For more information about providing advice on investments: see RG 175 at RG 175.227 and RG 175.241–RG 175.269.
What about your client’s insurance arrangements?
An SMSF trustee will need to consider whether to obtain and hold insurance cover for members and assets. The lack of insurance cover may have significant consequences for a client depending on their relevant circumstances.
You must consider your client’s need for suitable and affordable insurance. In relation to their SMSF, you should consider and discuss with your clients:
their need for life insurance (including total and permanent disability (TPD) and disability income insurance), and
assets in the SMSF that may need insurance if applicable.
If your clients have existing insurance cover in their APRA-regulated fund, you must consider and inform them of the costs and benefits of their insurance options, including:
maintaining insurance cover through their existing APRA-regulated fund (this will require keeping a sufficient balance to ensure that future insurance premiums are funded and the cost of retaining two superannuation arrangements)
deciding not to hold any insurance, or
replacing existing insurance with a new insurance policy taken out by the SMSF.
We expect that any factors involved for the client in replacing existing insurance with a new insurance policy will be considered, including any adverse consequences of a new insurance policy, such as exclusions and insurance premium loadings.
For more information about addressing out-of-scope advice needs or other advice needs in relation to other SMSF assets that may need insurance, see INFO 267.
Does your client have an exit strategy?
Trustees may want or need to wind up their SMSF for several reasons. These circumstances may not be relevant at the time of setting up the SMSF but may be relevant to the client in the future.
It is important that you assist your client with having an exit strategy from the outset to reduce the impact of ‘unexpected’ events. You should also consider your client’s trustee structure when developing their exit strategy.
It is helpful for clients to understand possible reasons why they may need to wind up their SMSF. These may include:
the expected superannuation contribution does not occur (i.e. the client may need to wind up their SMSF because it is not cost-effective)
the trustee responsibilities become too onerous or costly
a trustee dies or becomes incapacitated
trustee disputes arise, including relationship breakdowns or different opinions on investments or running the fund, and
the fund no longer meets the residency rules because a trustee has moved overseas.
It is important that your client has a valid death benefit nomination in place in the event that a trustee dies. It is also important that your client’s death benefit nomination is reviewed regularly and that your client understands the implications of not having a valid death benefit nomination in place.
Winding up an SMSF requires a number of steps that you must ensure your client understands. It is important that you advise your clients about an exit strategy for their SMSF to make any exit as straightforward as possible.
For more information about winding up an SMSF, see Winding up on the ATO website.
Please note that this information sheet is a summary giving you basic information about a particular topic. It does not cover the whole of the relevant law regarding that topic, and it is not a substitute for professional advice. We encourage you to seek your own professional advice to find out how the applicable laws apply to you, as it is your responsibility to determine your obligations.

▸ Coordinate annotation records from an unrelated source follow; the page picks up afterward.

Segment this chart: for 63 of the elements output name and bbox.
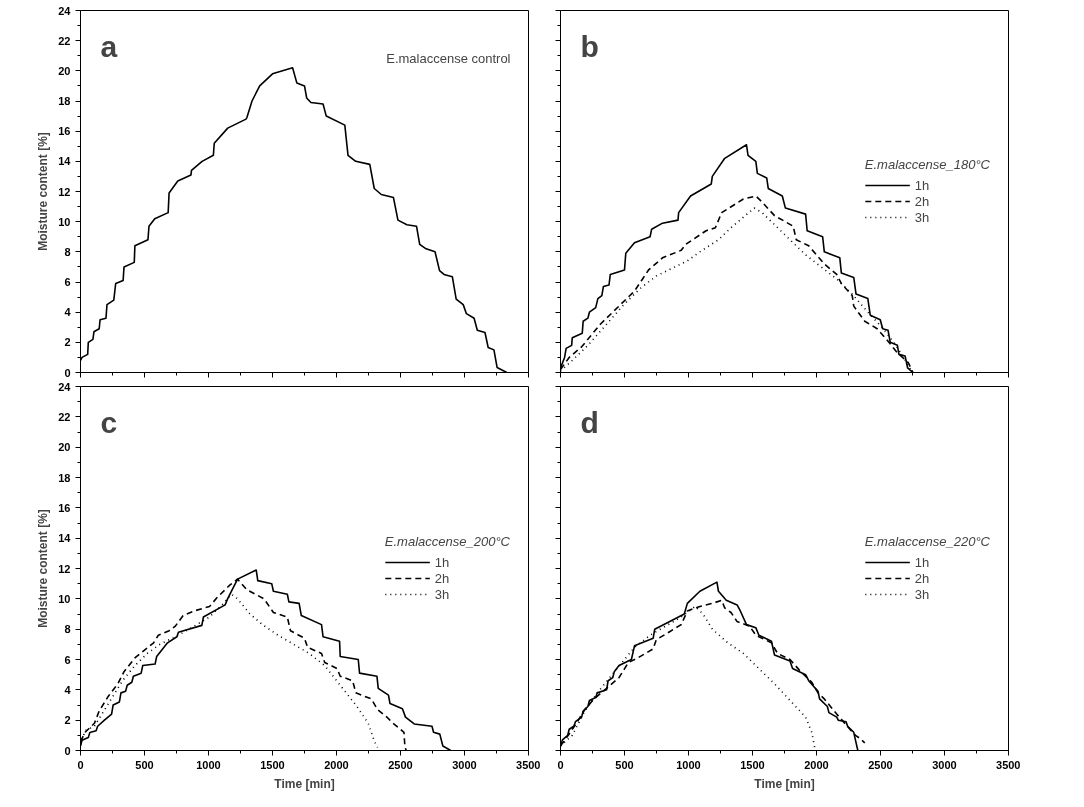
x-tick-label: 2500 (868, 758, 893, 771)
x-tick-label: 1500 (260, 758, 285, 771)
y-tick-label: 24 (58, 380, 72, 393)
y-tick-label: 14 (58, 155, 72, 168)
x-tick-label: 2000 (324, 758, 349, 771)
y-tick-label: 14 (58, 532, 72, 545)
y-tick-label: 12 (58, 185, 71, 198)
legend-title: E.malaccense_200°C (384, 534, 510, 549)
x-tick-label: 3500 (996, 758, 1021, 771)
x-tick-label: 1000 (676, 758, 701, 771)
x-tick-label: 3000 (452, 758, 477, 771)
y-tick-label: 0 (64, 366, 71, 379)
y-tick-label: 2 (64, 336, 71, 349)
x-tick-label: 500 (615, 758, 634, 771)
y-tick-label: 6 (64, 276, 71, 288)
annotation: d (580, 405, 599, 439)
legend-label: 1h (434, 554, 451, 570)
x-tick-label: 1500 (740, 758, 765, 771)
y-tick-label: 0 (64, 744, 71, 757)
legend-title: E.malaccense_220°C (864, 534, 990, 549)
legend-label: 3h (914, 209, 931, 225)
y-tick-label: 16 (58, 501, 71, 514)
x-axis-title: Time [min] (274, 776, 335, 791)
y-tick-label: 18 (58, 471, 71, 484)
y-tick-label: 4 (64, 683, 72, 696)
x-tick-label: 500 (135, 758, 154, 771)
annotation: a (100, 29, 118, 63)
y-tick-label: 2 (64, 714, 71, 727)
y-tick-label: 8 (64, 245, 71, 258)
legend-label: 1h (914, 554, 931, 570)
y-tick-label: 22 (58, 34, 71, 47)
y-tick-label: 12 (58, 562, 71, 575)
legend-title: E.malaccense_180°C (864, 157, 990, 172)
x-tick-label: 2500 (388, 758, 413, 771)
y-axis-title: Moisture content [%] (36, 509, 51, 628)
y-tick-label: 6 (64, 653, 71, 666)
legend-label: 2h (914, 570, 931, 586)
x-tick-label: 2000 (804, 758, 829, 771)
y-tick-label: 4 (64, 306, 72, 319)
legend-label: 3h (434, 586, 451, 602)
annotation: E.malaccense control (386, 50, 511, 66)
x-tick-label: 0 (557, 758, 564, 771)
y-tick-label: 10 (58, 592, 71, 605)
x-tick-label: 3000 (932, 758, 957, 771)
legend-label: 2h (434, 570, 451, 586)
x-tick-label: 0 (77, 758, 84, 771)
y-tick-label: 18 (58, 95, 71, 107)
annotation: c (100, 405, 118, 439)
legend-label: 3h (914, 586, 931, 602)
x-tick-label: 3500 (516, 758, 541, 771)
y-tick-label: 24 (58, 4, 72, 17)
x-axis-title: Time [min] (754, 776, 815, 791)
y-tick-label: 8 (64, 623, 71, 636)
annotation: b (580, 29, 599, 63)
y-tick-label: 10 (58, 215, 71, 228)
legend-label: 1h (914, 177, 931, 193)
x-tick-label: 1000 (196, 758, 221, 771)
y-tick-label: 16 (58, 125, 71, 138)
y-tick-label: 20 (58, 64, 71, 77)
y-axis-title: Moisture content [%] (36, 132, 51, 251)
y-tick-label: 22 (58, 410, 71, 423)
legend-label: 2h (914, 193, 931, 209)
y-tick-label: 20 (58, 441, 71, 454)
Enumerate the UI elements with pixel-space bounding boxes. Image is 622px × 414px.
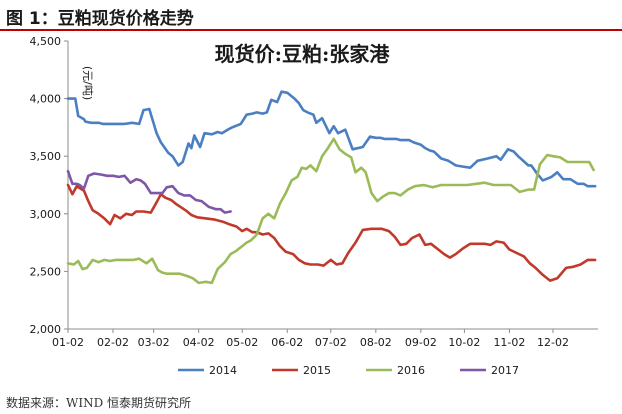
axes: 2,000 2,500 3,000 3,500 4,000 4,500 01-02 02-02… [30,35,598,349]
legend-label-2015: 2015 [303,364,331,377]
y-tick-label: 3,000 [30,208,62,221]
y-tick-label: 2,500 [30,265,62,278]
figure-title: 图 1：豆粕现货价格走势 [6,9,194,29]
x-tick-label: 08-02 [360,336,392,349]
series-line-2017 [66,169,232,214]
x-tick-label: 07-02 [315,336,347,349]
legend-label-2017: 2017 [491,364,519,377]
x-tick-label: 12-02 [537,336,569,349]
chart-title: 现货价:豆粕:张家港 [215,42,391,66]
x-tick-label: 02-02 [97,336,129,349]
series-line-2015 [66,183,597,282]
legend-label-2016: 2016 [397,364,425,377]
series-line-2014 [66,90,597,188]
figure-header: 图 1：豆粕现货价格走势 [0,0,622,31]
series-line-2016 [66,137,595,285]
y-tick-label: 3,500 [30,150,62,163]
x-tick-label: 01-02 [52,336,84,349]
title-rule [0,29,622,31]
y-tick-label: 2,000 [30,323,62,336]
series-lines [66,90,597,285]
data-source: 数据来源：WIND 恒泰期货研究所 [6,396,192,410]
y-tick-label: 4,000 [30,93,62,106]
x-tick-label: 03-02 [138,336,170,349]
x-tick-label: 05-02 [226,336,258,349]
y-tick-label: 4,500 [30,35,62,48]
legend-label-2014: 2014 [209,364,237,377]
price-chart: 现货价:豆粕:张家港 (元/吨) 2,000 2,500 3,000 3,500 4,0… [30,35,598,377]
x-tick-label: 06-02 [271,336,303,349]
x-tick-label: 10-02 [448,336,480,349]
x-tick-label: 04-02 [183,336,215,349]
x-tick-label: 11-02 [493,336,525,349]
legend: 2014 2015 2016 2017 [178,364,519,377]
y-axis-label: (元/吨) [81,66,94,100]
x-tick-label: 09-02 [405,336,437,349]
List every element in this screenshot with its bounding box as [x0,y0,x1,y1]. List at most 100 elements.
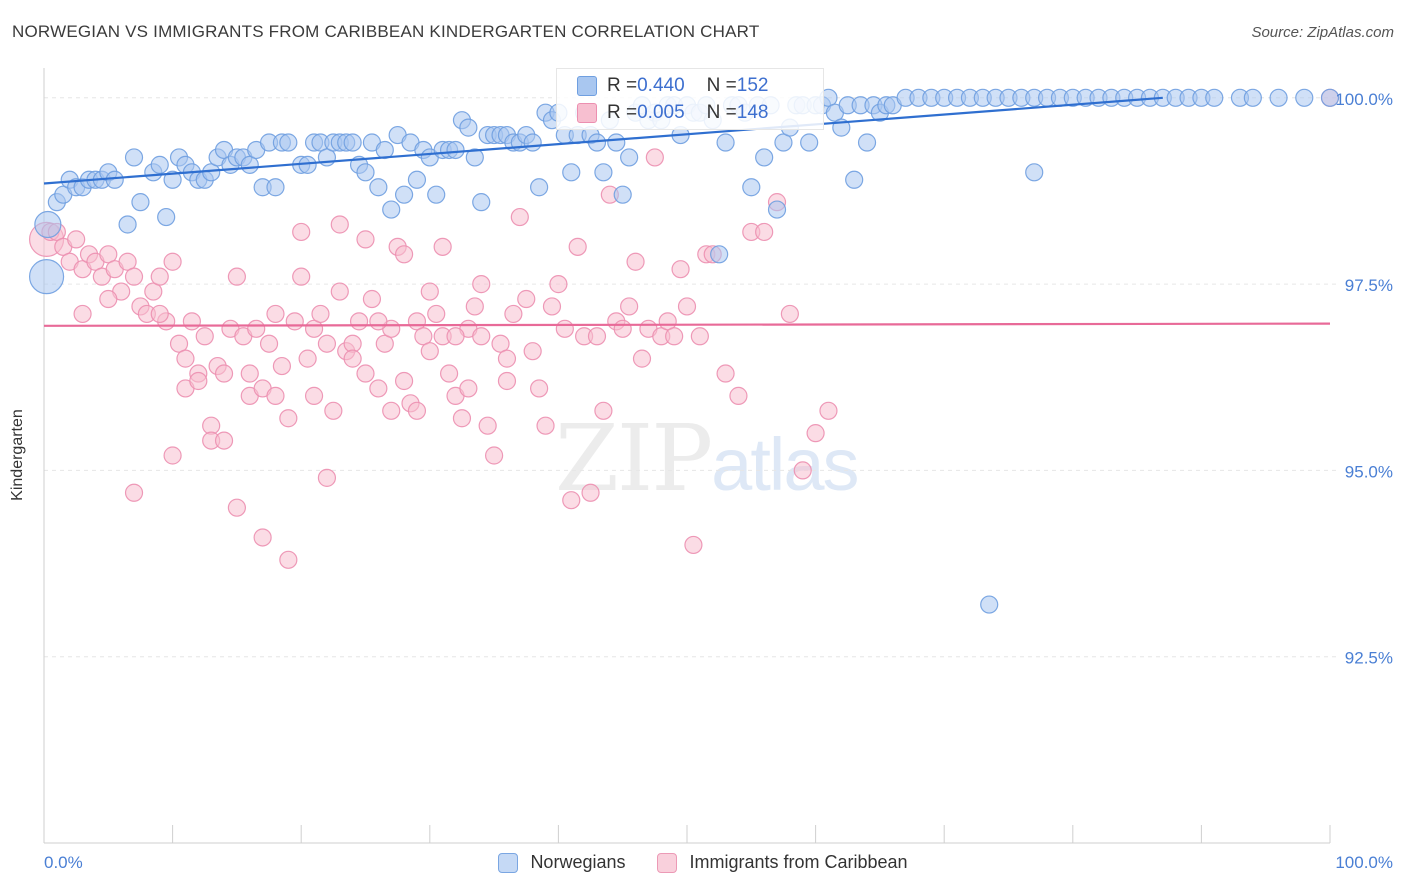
norwegian-point-64 [465,148,484,167]
series-legend: Norwegians Immigrants from Caribbean [0,852,1406,873]
caribbean-point-45 [324,401,343,420]
caribbean-point-79 [542,297,562,316]
caribbean-point-127 [459,379,478,398]
norwegian-point-18 [163,170,182,189]
norwegian-point-156 [1243,88,1262,107]
caribbean-point-113 [819,401,838,420]
caribbean-point-118 [227,498,246,517]
norwegian-point-159 [1320,88,1340,107]
legend-item-norwegians[interactable]: Norwegians [498,852,625,873]
axes [43,68,1331,844]
norwegian-point-63 [459,118,478,137]
caribbean-point-132 [214,431,234,450]
caribbean-point-99 [671,260,690,279]
caribbean-point-23 [182,312,201,331]
caribbean-point-35 [259,334,279,353]
watermark-zip: ZIP [555,405,713,512]
caribbean-point-52 [369,379,388,398]
caribbean-point-81 [555,319,574,338]
caribbean-point-142 [150,304,169,324]
caribbean-point-111 [793,461,812,480]
r-value-2: 0.005 [637,102,685,123]
y-tick-label-2: 95.0% [1345,462,1393,481]
caribbean-point-126 [433,237,452,256]
norwegian-point-11 [105,170,124,189]
y-tick-label-0: 100.0% [1335,90,1393,109]
caribbean-point-133 [240,364,259,383]
caribbean-point-56 [394,245,414,264]
norwegians-swatch [577,76,597,96]
legend-swatch-caribbean [657,852,678,873]
caribbean-point-87 [594,401,613,420]
caribbean-point-37 [272,356,292,376]
norwegian-point-16 [150,155,169,174]
caribbean-point-41 [298,349,317,368]
caribbean-point-38 [279,409,298,428]
caribbean-point-5 [67,230,86,249]
norwegian-point-111 [767,200,787,219]
norwegian-point-79 [562,163,581,182]
caribbean-point-90 [613,319,632,338]
caribbean-point-72 [497,349,517,368]
caribbean-point-36 [266,304,285,324]
norwegian-point-86 [607,133,626,152]
caribbean-point-43 [311,304,330,324]
caribbean-point-28 [214,364,234,383]
x-tick-label-right: 100.0% [1335,853,1393,872]
caribbean-point-30 [227,267,246,286]
norwegian-point-1 [34,210,62,239]
caribbean-point-91 [620,297,639,316]
stats-row-caribbean: R = 0.005 N = 148 [577,100,768,126]
caribbean-point-50 [356,364,375,383]
caribbean-point-105 [716,364,735,383]
norwegian-point-73 [523,133,542,152]
caribbean-point-68 [472,327,491,346]
caribbean-point-22 [176,349,195,368]
norwegian-point-12 [118,215,137,234]
caribbean-point-25 [195,327,214,346]
caribbean-point-78 [536,416,555,435]
norwegian-point-157 [1269,88,1288,107]
caribbean-point-65 [452,409,472,428]
norwegian-point-161 [1025,163,1044,182]
caribbean-point-86 [587,327,607,346]
caribbean-point-80 [549,275,568,294]
norwegian-point-14 [131,193,150,212]
norwegian-point-109 [755,148,774,167]
norwegian-point-61 [446,140,465,160]
norwegian-point-34 [266,178,285,197]
caribbean-trend-line [43,322,1331,327]
norwegian-point-154 [1205,88,1224,107]
norwegian-point-107 [742,178,761,197]
caribbean-point-63 [439,364,459,383]
n-value-1: 152 [736,75,769,96]
r-value-1: 0.440 [637,75,685,96]
caribbean-point-83 [568,237,587,256]
caribbean-point-40 [292,267,311,286]
caribbean-point-102 [690,327,709,346]
caribbean-point-140 [446,327,465,346]
norwegian-point-74 [530,178,549,197]
caribbean-point-136 [343,349,362,368]
caribbean-point-139 [420,282,439,301]
caribbean-point-33 [247,319,266,338]
norwegian-point-53 [394,185,414,204]
caribbean-point-51 [362,289,382,309]
legend-item-caribbean[interactable]: Immigrants from Caribbean [657,852,908,873]
norwegian-point-87 [613,185,632,204]
norwegian-point-38 [298,155,317,174]
norwegian-point-103 [716,133,735,152]
caribbean-point-141 [472,275,491,294]
norwegian-point-17 [157,207,176,227]
caribbean-point-108 [755,222,774,242]
caribbean-point-20 [163,252,182,271]
watermark-atlas: atlas [711,423,859,506]
caribbean-point-144 [292,222,311,242]
caribbean-point-39 [285,312,304,331]
caribbean-point-77 [530,379,549,398]
caribbean-point-82 [562,491,581,510]
stats-legend: R = 0.440 N = 152 R = 0.005 N = 148 [556,68,824,130]
norwegian-point-45 [343,133,362,152]
caribbean-point-73 [504,304,523,324]
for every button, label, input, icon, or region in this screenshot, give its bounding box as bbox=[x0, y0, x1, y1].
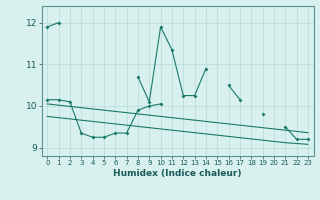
X-axis label: Humidex (Indice chaleur): Humidex (Indice chaleur) bbox=[113, 169, 242, 178]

You should also note that because this information sheet avoids legal language wherever possible, it might include some generalisations about the application of the law. Some provisions of the law referred to have exceptions or important qualifications. In most cases, your particular circumstances must be taken into account when determining how the law applies to you.
Information sheets provide concise guidance on a specific process or compliance issue or an overview of detailed guidance.
This information sheet was updated in November 2024.